What are device health services?
Device health services (DHS) is a set of APIs that allow you to query the health and status of devices in your organization. You can use the DHS to monitor your devices’ state, receive alerts when a device encounters an error, and troubleshoot issues.
DHS also includes APIs for managing firmware updates and security policies.
DHS is available in the Azure portal and the Microsoft Graph.
Monitoring Device Health with DHS
Table of Contents
The following diagram shows how you can use DHS to manage firmware updates for devices in your organization.
How DHS works?
In this scenario, a new device is added to the organization and registered with the Device Health service. The new device automatically retrieves its security policy from Azure Active Directory (Azure AD) and sends it to the Device Guard feature in Windows.
In this example, because no software update policies have been configured yet, Deployment Image Servicing and Management (DISM or Dism for short) is used to install an available update package on the device after confirming that there are no known issues with it.
This process requires administrator credentials that were previously stored in a secure location within the device’s registry known only by DHS during registration of the managed code application that performs this task.
This process is repeated from a different device with an additional security policy. In this case, the Dism executable checks for any currently installed security policy updates and then downloads and installs an available update package if one exists.
This process requires administrator credentials that were previously stored in a secure location within the registry known only by DHS during registration of the managed code application that performs this task.
How do I get started with DHS?
To get started with DHS, you first need to create a Device Health service instance. This is where you store information about the devices you want to monitor. You then add widgets to this instance by using the Add-Device cmdlet. Once you have added a machine, you can then query its health status and receive alerts when there is a problem.
What are the benefits of using DHS?
The benefits of using DHS include:
– Monitoring the health of your devices
– Receiving alerts when a device encounters an error
– Troubleshooting issues
– Managing firmware updates
– Managing security policies for your devices.
In addition to the benefits listed above, This can help ensure that your devices are kept up-to-date with the latest security patches and features.
Devise health service is used for?
1) Monitor the health of your devices and detect issues that might result in downtime, data loss, or security breaches.
2) Receive alerts when a device encounters an error and take corrective action to identify and resolve the issue before it affects users or operations.
3) Troubleshoot issues by reviewing past health history and generating diagnostic information for further analysis.
4) Manage firmware updates- DHS includes APIs for managing firmware updates to ensure all devices are running the latest versions.
5) Manage security policies using Azure AD & Microsoft Intune: you can use DHS to manage security policies (e.g., Verify Integrity of Applications, Secure Boot), which makes it easier to manage security policy compliance for Windows devices.
Device Health Services can help you manage the security of your devices and keep them up-to-date with the latest security features and patches. Create a Device Health service instance and add your widgets to get started.
You can then use the APIs provided by DHS to manage firmware updates and security policies for your devices. For more information, see the Device Health Services documentation.
If you’re looking for a way to keep your devices healthy and updated with the latest security features, consider using Device Health Services (DHS).
DHS is a cloud-based service that allows you to monitor the health of your devices and receive alerts when they encounter an error.
Does that mean DHS is not used for health monitoring only?

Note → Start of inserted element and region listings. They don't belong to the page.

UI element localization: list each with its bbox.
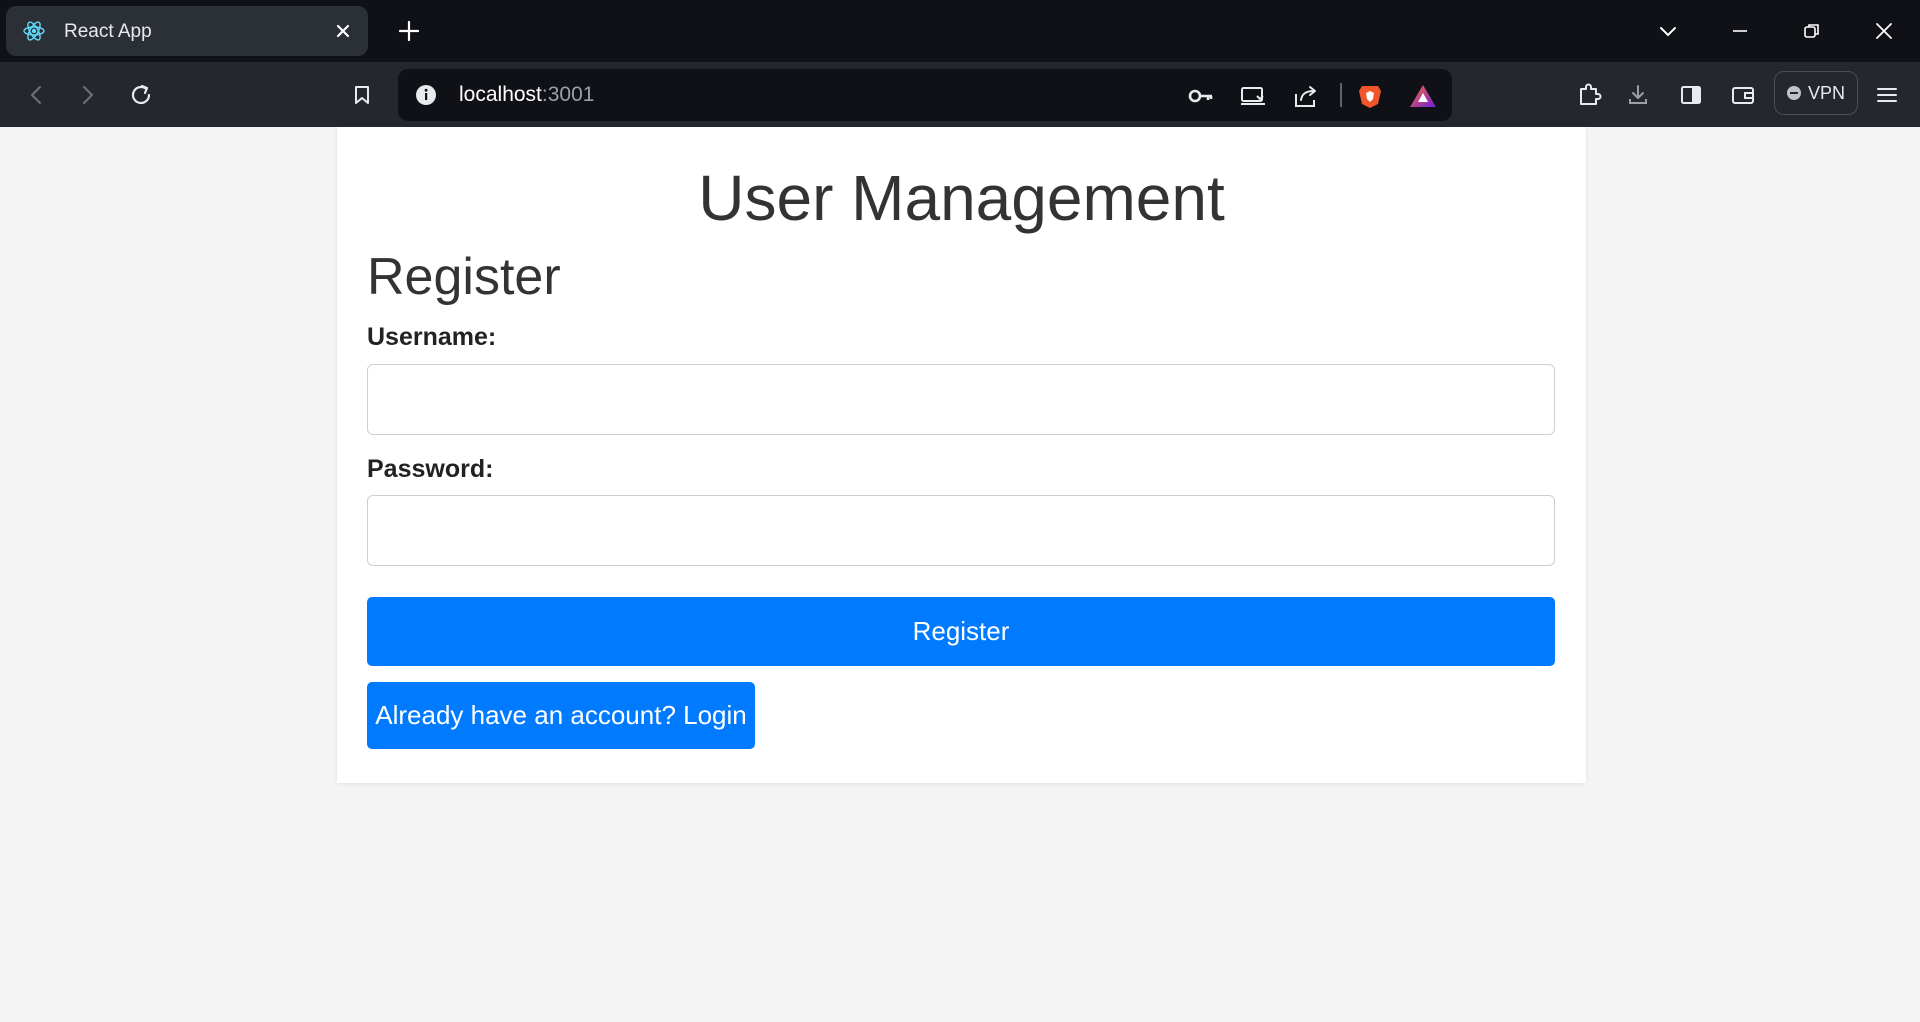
forward-arrow-icon[interactable] (66, 74, 108, 116)
username-input[interactable] (367, 364, 1555, 435)
password-input[interactable] (367, 495, 1555, 566)
brave-rewards-icon[interactable] (1406, 79, 1440, 113)
register-button[interactable]: Register (367, 597, 1555, 666)
react-logo-icon (22, 19, 46, 43)
back-arrow-icon[interactable] (16, 74, 58, 116)
register-heading: Register (367, 248, 561, 306)
bookmark-icon[interactable] (341, 74, 383, 116)
browser-tab-strip: React App (0, 0, 1920, 62)
address-url[interactable]: localhost:3001 (459, 83, 594, 107)
share-icon[interactable] (1289, 79, 1323, 113)
address-bar[interactable]: localhost:3001 (398, 69, 1452, 121)
tab-search-chevron-icon[interactable] (1648, 12, 1688, 50)
restore-icon[interactable] (1792, 12, 1832, 50)
tab-title: React App (64, 21, 152, 42)
username-label: Username: (367, 323, 497, 351)
page-title: User Management (698, 162, 1225, 234)
vpn-button[interactable]: VPN (1774, 71, 1858, 115)
password-label: Password: (367, 455, 494, 483)
hamburger-menu-icon[interactable] (1866, 74, 1908, 116)
vpn-status-icon (1786, 86, 1801, 100)
new-tab-icon[interactable] (392, 14, 426, 48)
key-icon[interactable] (1184, 79, 1218, 113)
close-tab-icon[interactable] (328, 16, 358, 46)
vpn-label: VPN (1807, 82, 1845, 103)
login-link-button[interactable]: Already have an account? Login (367, 682, 755, 749)
browser-toolbar: localhost:3001 VPN (0, 62, 1920, 127)
url-host: localhost (459, 83, 542, 106)
close-window-icon[interactable] (1864, 12, 1904, 50)
brave-lion-icon[interactable] (1353, 79, 1387, 113)
site-info-icon[interactable] (414, 83, 438, 107)
minimize-icon[interactable] (1720, 12, 1760, 50)
sidebar-icon[interactable] (1670, 74, 1712, 116)
address-bar-divider (1340, 83, 1342, 107)
reload-icon[interactable] (120, 74, 162, 116)
browser-tab[interactable]: React App (6, 6, 368, 56)
download-icon[interactable] (1617, 74, 1659, 116)
cast-icon[interactable] (1236, 79, 1270, 113)
wallet-icon[interactable] (1722, 74, 1764, 116)
puzzle-icon[interactable] (1568, 74, 1610, 116)
user-management-card: User Management Register Username: Passw… (337, 127, 1586, 783)
url-port: :3001 (541, 83, 595, 106)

No, Device Health Services can also be used to manage security policies for your devices. You can use DHS to verify the integrity of applications, enable Secure Boot, and more. For more information, see the Device Health Services documentation.
Now that you know what Device Health Services can do, let’s look at how you can start using it. The first step is creating a Device Health service instance.
Some more uses of DHS
TRACKING & REPORTING – Get detailed information on each device, the operating system and applications installed, and their respective statuses. This information can be used to generate reports on the health of your fleet or individual devices.
SUPPORTED BY MICROSOFT – Device Health Services is a Microsoft product fully supported by Microsoft. You can contact Microsoft for help if you encounter any problems.
FREE TO USE – Device Health Services is free to use. There are no licensing fees or subscription costs.
EASY TO USE – Device Health Services is easy to use. Create a Device Health service instance and add devices using the Add-Device cmdlet. Once you’ve added your devices, you can start using DHS APIs to monitor health and receive alerts, as well as manage security policies for your devices.